The Ld. Authorized Representative (A.R) of the assessee has submitted that the A.O during assessment proceedings has called for particulars including the valuation of shares under Rule 11UA in the notice u/s. 142(1) of the Act. The Ld. AR has submitted that the A.O has specifically raised question on the issue of share and therefore, in view of the decision of Hon’ble ITAT, Delhi Benches in the case of Vaan Infra (P) Ltd. vs. PCIT [2024] 159 taxmann.com 29 (Delhi-Trib.), the Ld. PCIT was not justified in setting aside the order of A.O u/s. 263 of the Act on the ground that the A.O had merely accepted the claim of share premium. The Ld.
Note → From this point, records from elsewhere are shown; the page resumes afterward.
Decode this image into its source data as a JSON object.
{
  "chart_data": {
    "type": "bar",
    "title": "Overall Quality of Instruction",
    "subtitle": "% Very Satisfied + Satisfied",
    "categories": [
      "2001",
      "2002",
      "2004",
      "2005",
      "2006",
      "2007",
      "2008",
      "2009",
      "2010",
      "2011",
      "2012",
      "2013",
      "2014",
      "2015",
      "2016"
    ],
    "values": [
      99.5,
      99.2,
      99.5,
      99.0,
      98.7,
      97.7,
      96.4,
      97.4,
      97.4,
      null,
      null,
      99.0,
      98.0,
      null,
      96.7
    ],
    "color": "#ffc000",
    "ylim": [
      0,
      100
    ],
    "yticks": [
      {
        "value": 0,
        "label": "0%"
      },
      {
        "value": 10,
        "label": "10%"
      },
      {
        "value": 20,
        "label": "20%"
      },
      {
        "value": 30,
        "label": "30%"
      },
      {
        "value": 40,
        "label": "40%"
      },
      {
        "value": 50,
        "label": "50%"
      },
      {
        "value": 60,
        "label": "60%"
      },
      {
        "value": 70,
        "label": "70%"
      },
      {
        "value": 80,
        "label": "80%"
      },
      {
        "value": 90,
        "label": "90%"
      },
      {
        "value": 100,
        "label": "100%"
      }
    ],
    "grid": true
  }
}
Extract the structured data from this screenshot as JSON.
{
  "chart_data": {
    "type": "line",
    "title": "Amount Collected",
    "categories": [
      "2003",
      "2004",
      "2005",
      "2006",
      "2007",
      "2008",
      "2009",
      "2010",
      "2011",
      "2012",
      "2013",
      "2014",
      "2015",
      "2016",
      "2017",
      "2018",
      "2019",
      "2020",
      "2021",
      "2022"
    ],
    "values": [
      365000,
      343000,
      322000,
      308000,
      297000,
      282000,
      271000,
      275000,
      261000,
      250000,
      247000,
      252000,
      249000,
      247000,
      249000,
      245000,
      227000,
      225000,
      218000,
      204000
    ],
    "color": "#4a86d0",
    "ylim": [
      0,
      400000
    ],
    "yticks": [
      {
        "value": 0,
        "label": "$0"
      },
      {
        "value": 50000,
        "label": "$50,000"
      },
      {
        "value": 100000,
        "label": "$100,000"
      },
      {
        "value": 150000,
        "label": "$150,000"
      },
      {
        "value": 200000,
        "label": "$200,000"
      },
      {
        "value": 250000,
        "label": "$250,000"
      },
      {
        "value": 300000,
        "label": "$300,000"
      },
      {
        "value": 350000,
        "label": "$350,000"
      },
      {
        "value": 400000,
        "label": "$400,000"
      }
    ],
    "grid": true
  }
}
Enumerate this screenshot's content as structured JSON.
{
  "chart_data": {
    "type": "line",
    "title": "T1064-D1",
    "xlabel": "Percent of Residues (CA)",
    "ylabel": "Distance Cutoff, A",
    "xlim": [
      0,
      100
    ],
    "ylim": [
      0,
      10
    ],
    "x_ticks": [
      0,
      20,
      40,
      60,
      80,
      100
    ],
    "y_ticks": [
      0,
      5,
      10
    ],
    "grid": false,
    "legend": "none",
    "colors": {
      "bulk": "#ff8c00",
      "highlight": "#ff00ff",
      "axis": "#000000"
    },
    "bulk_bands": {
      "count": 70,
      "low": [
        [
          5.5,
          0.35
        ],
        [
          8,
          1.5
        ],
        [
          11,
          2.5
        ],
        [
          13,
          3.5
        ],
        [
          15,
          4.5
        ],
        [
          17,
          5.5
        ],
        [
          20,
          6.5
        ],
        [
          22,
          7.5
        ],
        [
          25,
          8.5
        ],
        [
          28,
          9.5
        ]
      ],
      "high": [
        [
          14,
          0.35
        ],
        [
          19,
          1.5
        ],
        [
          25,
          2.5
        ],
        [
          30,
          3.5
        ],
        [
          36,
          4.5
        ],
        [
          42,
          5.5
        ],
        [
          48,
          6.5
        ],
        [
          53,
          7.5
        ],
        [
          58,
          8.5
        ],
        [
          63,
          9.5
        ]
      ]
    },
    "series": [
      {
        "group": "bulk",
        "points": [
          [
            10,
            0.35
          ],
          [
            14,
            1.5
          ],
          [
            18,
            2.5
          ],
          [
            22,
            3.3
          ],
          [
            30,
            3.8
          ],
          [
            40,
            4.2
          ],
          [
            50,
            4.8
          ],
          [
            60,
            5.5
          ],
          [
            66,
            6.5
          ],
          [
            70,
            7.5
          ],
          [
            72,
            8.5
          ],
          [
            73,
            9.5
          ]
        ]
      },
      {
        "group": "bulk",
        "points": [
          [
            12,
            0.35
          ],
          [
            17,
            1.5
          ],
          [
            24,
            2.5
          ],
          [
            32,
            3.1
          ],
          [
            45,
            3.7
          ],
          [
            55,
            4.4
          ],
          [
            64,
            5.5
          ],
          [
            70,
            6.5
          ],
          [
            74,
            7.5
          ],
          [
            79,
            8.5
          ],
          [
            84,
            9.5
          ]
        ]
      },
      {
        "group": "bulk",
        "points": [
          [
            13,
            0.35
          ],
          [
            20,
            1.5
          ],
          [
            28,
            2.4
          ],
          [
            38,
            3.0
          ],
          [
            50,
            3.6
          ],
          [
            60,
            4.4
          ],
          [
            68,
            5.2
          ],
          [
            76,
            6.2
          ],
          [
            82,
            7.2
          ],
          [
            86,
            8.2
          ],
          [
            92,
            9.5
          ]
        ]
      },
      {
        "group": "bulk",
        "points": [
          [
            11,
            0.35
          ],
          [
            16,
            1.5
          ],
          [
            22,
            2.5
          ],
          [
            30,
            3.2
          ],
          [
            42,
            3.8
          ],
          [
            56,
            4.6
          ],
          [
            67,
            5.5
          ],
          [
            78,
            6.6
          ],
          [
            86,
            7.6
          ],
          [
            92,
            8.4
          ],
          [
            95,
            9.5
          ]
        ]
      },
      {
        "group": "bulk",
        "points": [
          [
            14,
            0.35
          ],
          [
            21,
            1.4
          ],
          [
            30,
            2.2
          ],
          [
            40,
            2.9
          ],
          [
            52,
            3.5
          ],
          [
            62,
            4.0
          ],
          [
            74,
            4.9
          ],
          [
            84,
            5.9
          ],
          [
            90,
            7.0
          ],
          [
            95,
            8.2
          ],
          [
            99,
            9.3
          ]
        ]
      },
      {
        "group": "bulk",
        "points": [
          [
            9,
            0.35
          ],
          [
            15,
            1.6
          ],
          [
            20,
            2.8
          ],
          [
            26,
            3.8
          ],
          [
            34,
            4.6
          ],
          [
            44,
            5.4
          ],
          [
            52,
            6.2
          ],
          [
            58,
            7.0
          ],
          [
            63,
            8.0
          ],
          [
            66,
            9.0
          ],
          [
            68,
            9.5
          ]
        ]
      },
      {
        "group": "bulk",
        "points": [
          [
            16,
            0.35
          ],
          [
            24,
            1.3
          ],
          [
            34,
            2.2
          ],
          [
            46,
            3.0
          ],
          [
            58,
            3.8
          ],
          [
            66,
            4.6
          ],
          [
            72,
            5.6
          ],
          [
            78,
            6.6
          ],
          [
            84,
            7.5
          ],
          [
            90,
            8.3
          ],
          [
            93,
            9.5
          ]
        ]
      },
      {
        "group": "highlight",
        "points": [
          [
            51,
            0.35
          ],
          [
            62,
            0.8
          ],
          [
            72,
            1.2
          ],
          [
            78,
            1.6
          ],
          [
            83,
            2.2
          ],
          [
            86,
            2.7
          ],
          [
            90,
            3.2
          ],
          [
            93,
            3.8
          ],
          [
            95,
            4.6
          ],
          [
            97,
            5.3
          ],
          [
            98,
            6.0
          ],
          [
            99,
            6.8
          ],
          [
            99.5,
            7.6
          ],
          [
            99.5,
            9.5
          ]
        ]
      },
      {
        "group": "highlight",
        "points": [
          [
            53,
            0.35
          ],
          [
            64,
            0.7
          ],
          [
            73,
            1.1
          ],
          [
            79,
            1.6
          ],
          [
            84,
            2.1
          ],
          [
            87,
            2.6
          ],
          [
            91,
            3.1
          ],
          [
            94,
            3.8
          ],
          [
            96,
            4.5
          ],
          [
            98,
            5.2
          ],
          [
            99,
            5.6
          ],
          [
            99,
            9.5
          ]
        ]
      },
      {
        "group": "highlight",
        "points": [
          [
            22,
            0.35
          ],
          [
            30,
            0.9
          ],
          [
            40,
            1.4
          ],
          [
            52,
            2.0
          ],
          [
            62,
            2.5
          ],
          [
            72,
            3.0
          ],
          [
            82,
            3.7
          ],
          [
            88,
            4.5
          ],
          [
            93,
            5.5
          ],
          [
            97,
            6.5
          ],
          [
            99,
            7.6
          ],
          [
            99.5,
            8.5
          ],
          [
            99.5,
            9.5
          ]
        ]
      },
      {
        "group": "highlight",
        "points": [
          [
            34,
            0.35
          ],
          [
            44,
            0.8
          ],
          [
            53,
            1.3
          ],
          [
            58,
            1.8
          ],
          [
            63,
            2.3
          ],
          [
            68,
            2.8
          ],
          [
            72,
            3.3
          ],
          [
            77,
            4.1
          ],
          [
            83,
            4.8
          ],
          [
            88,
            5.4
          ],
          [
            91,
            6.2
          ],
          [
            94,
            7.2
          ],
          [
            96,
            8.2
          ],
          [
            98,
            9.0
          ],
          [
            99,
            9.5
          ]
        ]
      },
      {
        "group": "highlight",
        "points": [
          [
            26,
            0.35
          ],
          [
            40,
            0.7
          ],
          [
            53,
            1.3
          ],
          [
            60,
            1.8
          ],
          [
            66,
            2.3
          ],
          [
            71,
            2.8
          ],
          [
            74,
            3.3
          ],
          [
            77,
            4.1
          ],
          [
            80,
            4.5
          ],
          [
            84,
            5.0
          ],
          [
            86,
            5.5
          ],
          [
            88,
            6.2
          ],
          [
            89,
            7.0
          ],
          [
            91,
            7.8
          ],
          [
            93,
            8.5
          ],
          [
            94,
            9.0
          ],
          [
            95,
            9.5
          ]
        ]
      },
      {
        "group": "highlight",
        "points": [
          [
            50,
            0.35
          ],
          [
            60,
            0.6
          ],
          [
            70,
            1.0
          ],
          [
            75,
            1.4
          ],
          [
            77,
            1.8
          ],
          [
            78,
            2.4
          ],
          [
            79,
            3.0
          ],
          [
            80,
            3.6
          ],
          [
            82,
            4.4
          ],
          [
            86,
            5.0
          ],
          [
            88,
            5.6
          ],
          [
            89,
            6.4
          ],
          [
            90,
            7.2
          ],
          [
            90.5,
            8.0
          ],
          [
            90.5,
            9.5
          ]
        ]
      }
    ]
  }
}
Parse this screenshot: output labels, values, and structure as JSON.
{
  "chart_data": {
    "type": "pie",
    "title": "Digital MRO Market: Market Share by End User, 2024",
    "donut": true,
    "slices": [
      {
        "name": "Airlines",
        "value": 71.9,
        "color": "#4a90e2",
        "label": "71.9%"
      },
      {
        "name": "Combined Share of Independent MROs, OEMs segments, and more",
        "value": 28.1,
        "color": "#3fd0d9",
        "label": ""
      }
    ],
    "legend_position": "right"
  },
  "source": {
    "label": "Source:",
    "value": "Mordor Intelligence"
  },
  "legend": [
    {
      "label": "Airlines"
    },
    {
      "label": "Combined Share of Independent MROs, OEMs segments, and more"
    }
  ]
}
AR has further submitted that investment in the assessee’s case has been made by ICICI venture through India Advantage Fund S4-I and therefore, in view of Notification GSR 685(E)[No.81/2023/F.No.370142/9/2023-TPLpart(1)]dated 25.09.2023, no addition is to be made in case the fund received from investment made by venture capital company. The Ld. AR has further submitted that as per sub clause (4) of Rule 11UA there is a tolerance limit of 10% permitted on the issue price and FMV as per valuation u/s 11UA and in assessee’s case difference between the issue price and fair market value is only 0.65%, which is less than 10% allowed by Rule 11UA. The Ld. AR has submitted that though Rule 11UA has been inserted w.e.f 25.09.2023 , it has been held by Hon’ble ITAT, Delhi dated 16.04.2024 that the Rule is to be treated as retrospective. The Ld. AR has further submitted that earlier there was no provision to value the compulsory convertible preference shares and the valuation of compulsory convertible preference shares has been brought in only w.e.f 25.09.2023 and therefore, section 56(2)(viib) has no application in such share.
The Ld. CIT-Departmental Representative (DR), on the other hand, relied on the order passed by Ld. PCIT.
We have heard the rival submissions, and perused the materials available on record. The assessee has issued compulsory convertible preference shares at a price of Rs. 416.69 per share as against the fair market value of Rs. 414 determined as per Rule 11UA. There is difference of 0.65% only in the issue price and FMV . The A.O during the course of assessment proceedings has issued notice u/s. 142(1) and in question No.9 has asked for a detailed note on determination of the fair market value of the issued share as per section 56(2)(viib) and the assessee has submitted the details after which the A.O has not made any addition. It is also seen that Rule 11UA has been amended w.e.f 25.09.2023 as under:
“(i) sub-clause (a) or sub-clause (b) of clause (A), for sub-clause consideration received from a resident, by an amount not exceeding ten per cent of the valuation price, the issue price shall be deemed to be the fair market value of such shares: (ii) sub-clause (a) or sub-clause (b) or sub-clause (d) of clause (A), for consideration received from anon- resident, by an amount not exceeding ten per cent of the valuation price, the issue price shall be deemed to be the fair market value of such shares.”
The ITAT, Delhi Bench in ITAT No.8389/Delhi/2019 in the case of Sakshi Fincap Pvt. Ltd. dated 16.04.2024 has held that the amendment brought in Rule 11UA was introduced to mitigate hardship faced by taxpayers by the unintended invocation of section 56(2)(viib) r/w Rule 11UA and therefore, the same is a curative amendment. The difference in the fair market value and the issue price of compulsory convertible preference shares is only 0.65%, therefore as per Rule 11UA issue price is deemed to be fair market value and hence no scope for addition required to be made u/s. 56(2)(viib) of the Act. In order to invoke Section 263 of the Act the twin condition of erroneous and prejudicial to the interest of Revenue are to be satisfied. In the present case, the second condition that order is prejudicial to interest of revenue is not being satisfied. We, therefore do not agree with the Ld PCIT that order the order passed by AO is prejudicial to the interest of revenue. We, therefore set aside the order passed by Ld. PCIT .
In the result, the appeal filed by the assessee is allowed statistical purposes.
Order pronounced on 30th September, 2024.